We are social beings, so it will come as no surprise that people’s relationships with other people have an impact on their ability to cope with energy poverty. In our recent study, we found that people use a range of different relationships (friends, family, advice agencies and others) to help them to access energy services (heat, mobility, and adequate electricity). In addition, having access to energy services can result in people being able to form or keep relationships: there are virtuous and vicious circles here. This means that when people do not have strong connections to others, or the ability to form such relationships, they are more vulnerable to the challenges of energy poverty.

Our research is based on qualitative interviews with people about their daily lives: we are using these to find out in detail how it feels to live with energy poverty in the UK, and how people’s relationships with each other impact on their ability to cope with energy poverty and vice versa. We are actually drawing on qualitative data collected in the past which aimed to understand people’s lived experience of energy poverty, and reusing it to answer new research questions about how people’s relationships with each other affect this experience. In this study we chose 12 interviews from a collection of 197 interviews conducted between 2004-2018: choosing cases where people reported either very good connections to other people, or isolation from other people. We analysed these interviews in detail to get a sense of what impact people’s relationships had on their experience.

Our study showed that relationships, including those with friends, family, energy professionals and unknown others, can have a substantial impact on people’s ability to cope, and are often used to access resources, to share energy services and to find out about other forms of help. Relationships in the home are often affected by people’s energy poverty, so for instance a family might need to use their home differently in the winter because of the cold (see the ‘intimate’ picture, where a family has to spend more time in the same room to keep warm). People have to negotiate good relationships with agencies and services (e.g. energy companies, landlords and creditors), and depending on their background and resources this can be a challenge. In the ‘exclusion’ picture, we see an immigrant to the UK feeling like she may not deserve the help because of the way in which the government agency speaks to her on the phone. Even other people experiencing energy poverty are often unsympathetic about the situation, and it can be challenging to maintain dignity in the face of poverty stigma. In the ‘solidarity’ picture we see that, on the other hand, people can go to great lengths to help their neighbours.

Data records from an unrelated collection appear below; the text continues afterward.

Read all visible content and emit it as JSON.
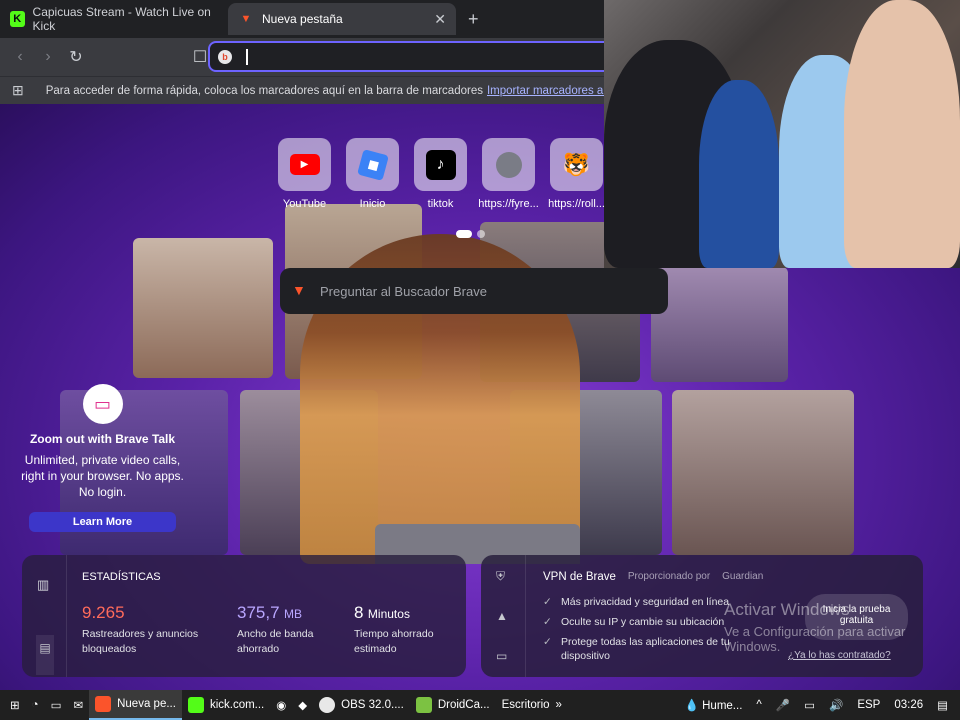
{
  "browser": {
    "tabs": [
      {
        "title": "Capicuas Stream - Watch Live on Kick",
        "icon": "kick-icon"
      },
      {
        "title": "Nueva pestaña",
        "icon": "brave-icon",
        "close": "✕"
      }
    ],
    "new_tab": "+",
    "address_value": "",
    "bookmarks_bar_text": "Para acceder de forma rápida, coloca los marcadores aquí en la barra de marcadores",
    "bookmarks_bar_link": "Importar marcadores ahora"
  },
  "newtab": {
    "shortcuts": [
      {
        "label": "YouTube",
        "icon": "youtube-icon"
      },
      {
        "label": "Inicio",
        "icon": "roblox-icon"
      },
      {
        "label": "tiktok",
        "icon": "tiktok-icon"
      },
      {
        "label": "https://fyre...",
        "icon": "globe-icon"
      },
      {
        "label": "https://roll...",
        "icon": "tiger-icon"
      }
    ],
    "search_placeholder": "Preguntar al Buscador Brave",
    "brave_talk": {
      "title": "Zoom out with Brave Talk",
      "body": "Unlimited, private video calls, right in your browser. No apps. No login.",
      "button": "Learn More"
    },
    "stats": {
      "title": "ESTADÍSTICAS",
      "trackers_value": "9.265",
      "trackers_label": "Rastreadores y anuncios bloqueados",
      "bandwidth_value": "375,7",
      "bandwidth_unit": "MB",
      "bandwidth_label": "Ancho de banda ahorrado",
      "time_value": "8",
      "time_unit": "Minutos",
      "time_label": "Tiempo ahorrado estimado"
    },
    "vpn": {
      "title": "VPN de Brave",
      "provided_by": "Proporcionado por",
      "provider": "Guardian",
      "benefits": [
        "Más privacidad y seguridad en línea",
        "Oculte su IP y cambie su ubicación",
        "Protege todas las aplicaciones de tu dispositivo"
      ],
      "trial_button": "Inicia la prueba gratuita",
      "contracted_link": "¿Ya lo has contratado?"
    },
    "windows_watermark": {
      "line1": "Activar Windows",
      "line2": "Ve a Configuración para activar Windows."
    }
  },
  "taskbar": {
    "apps": [
      {
        "label": "Nueva pe...",
        "color": "#fb542b"
      },
      {
        "label": "kick.com...",
        "color": "#53fc18"
      },
      {
        "label": "OBS 32.0....",
        "color": "#e8e8e8"
      },
      {
        "label": "DroidCa...",
        "color": "#7cc242"
      }
    ],
    "desktop_label": "Escritorio",
    "weather": "Hume...",
    "language": "ESP",
    "time": "03:26"
  }
}
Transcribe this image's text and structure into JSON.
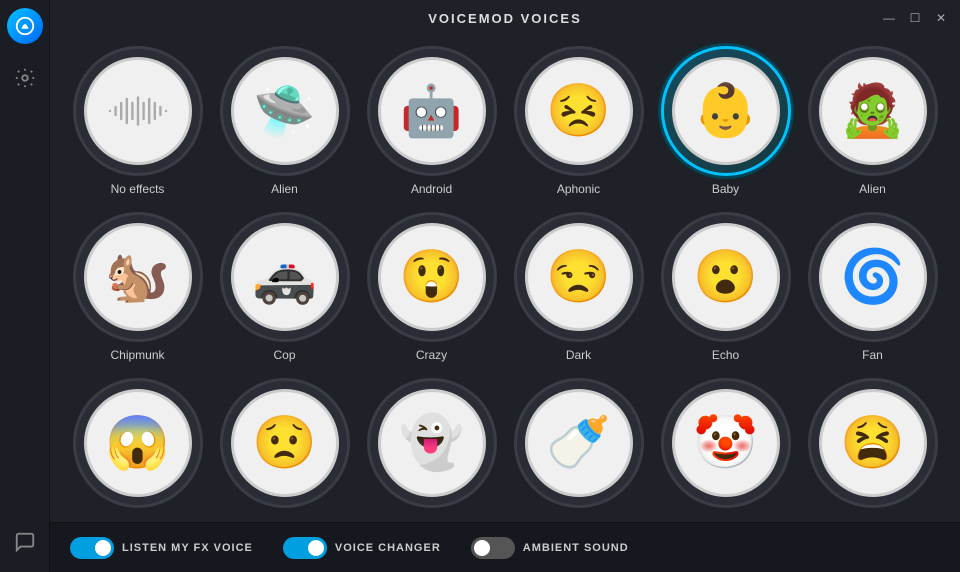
{
  "app": {
    "title": "VOICEMOD VOICES",
    "window_controls": [
      "—",
      "☐",
      "✕"
    ]
  },
  "sidebar": {
    "logo_alt": "voicemod-logo",
    "settings_label": "Settings",
    "chat_label": "Chat"
  },
  "voices": [
    {
      "id": "no-effects",
      "label": "No effects",
      "emoji": "waveform",
      "active": false,
      "teal": false
    },
    {
      "id": "alien",
      "label": "Alien",
      "emoji": "🛸",
      "active": false,
      "teal": false
    },
    {
      "id": "android",
      "label": "Android",
      "emoji": "🤖",
      "active": false,
      "teal": false
    },
    {
      "id": "aphonic",
      "label": "Aphonic",
      "emoji": "😣",
      "active": false,
      "teal": false
    },
    {
      "id": "baby",
      "label": "Baby",
      "emoji": "👶",
      "active": false,
      "teal": true
    },
    {
      "id": "alien2",
      "label": "Alien",
      "emoji": "🧟",
      "active": false,
      "teal": false
    },
    {
      "id": "chipmunk",
      "label": "Chipmunk",
      "emoji": "🐿️",
      "active": false,
      "teal": false
    },
    {
      "id": "cop",
      "label": "Cop",
      "emoji": "🚓",
      "active": false,
      "teal": false
    },
    {
      "id": "crazy",
      "label": "Crazy",
      "emoji": "😲",
      "active": false,
      "teal": false
    },
    {
      "id": "dark",
      "label": "Dark",
      "emoji": "😒",
      "active": false,
      "teal": false
    },
    {
      "id": "echo",
      "label": "Echo",
      "emoji": "😮",
      "active": false,
      "teal": false
    },
    {
      "id": "fan",
      "label": "Fan",
      "emoji": "🌀",
      "active": false,
      "teal": false
    },
    {
      "id": "partial1",
      "label": "",
      "emoji": "😱",
      "active": false,
      "teal": false,
      "partial": true
    },
    {
      "id": "partial2",
      "label": "",
      "emoji": "😟",
      "active": false,
      "teal": false,
      "partial": true
    },
    {
      "id": "partial3",
      "label": "",
      "emoji": "👻",
      "active": false,
      "teal": false,
      "partial": true
    },
    {
      "id": "partial4",
      "label": "",
      "emoji": "🍼",
      "active": false,
      "teal": false,
      "partial": true
    },
    {
      "id": "partial5",
      "label": "",
      "emoji": "🤡",
      "active": false,
      "teal": false,
      "partial": true
    },
    {
      "id": "partial6",
      "label": "",
      "emoji": "😫",
      "active": false,
      "teal": false,
      "partial": true
    }
  ],
  "bottom_bar": {
    "toggles": [
      {
        "id": "listen-fx",
        "label": "LISTEN MY FX VOICE",
        "on": true
      },
      {
        "id": "voice-changer",
        "label": "VOICE CHANGER",
        "on": true
      },
      {
        "id": "ambient-sound",
        "label": "AMBIENT SOUND",
        "on": false
      }
    ]
  }
}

Exclusion, intimate and solidarity pictures

Source: Mary Tallontire @murkybucket

So what happens when people are not able to make and maintain connections with others? Take one of our case studies: Marie is an older person, with health problems, and living alone in her detached bungalow. She has a daughter locally. She spends most of her time at home and her social life has been reduced to visits from family members, mainly her grown up daughter. Marie’s daughter is a big support: Marie’s ability to access to energy services depends heavily on her daughter acting as an intermediary, whether to organise renovations or to communicate with (and indeed pay) the energy supplier. In the winter, Marie has to choose between spending money on energy for heat, and using the phone, which further isolates her in her home. The fact that Marie lives alone, is in ill-health, is an older person, and recently bereaved make it challenging for her to access new support, and having only one person to ask for help (her daughter) makes her more vulnerable to experiencing the ill effects of energy poverty. You can see that isolation is likely to make accessing adequate energy services more challenging for Marie, and that having adequate heat directly affects her ability to maintain her relationship with her daughter.

Our study shows that people’s relationships with each other are an important topic to consider in energy poverty research, policy and practice. We see multiple instances of people being made more vulnerable if they do not have a strong social network to call on, and vice versa. People can cope much better if they have a supportive social network, and have the confidence to argue their case with the agencies they need help from (e.g. government, landlords, energy companies). Our work suggests that attempts to address energy poverty need to take into account the quality of people’s social relations, as well as the potential impact of policy and practice on social relations. In other words - combatting loneliness and isolation should be a part of combatting energy policy.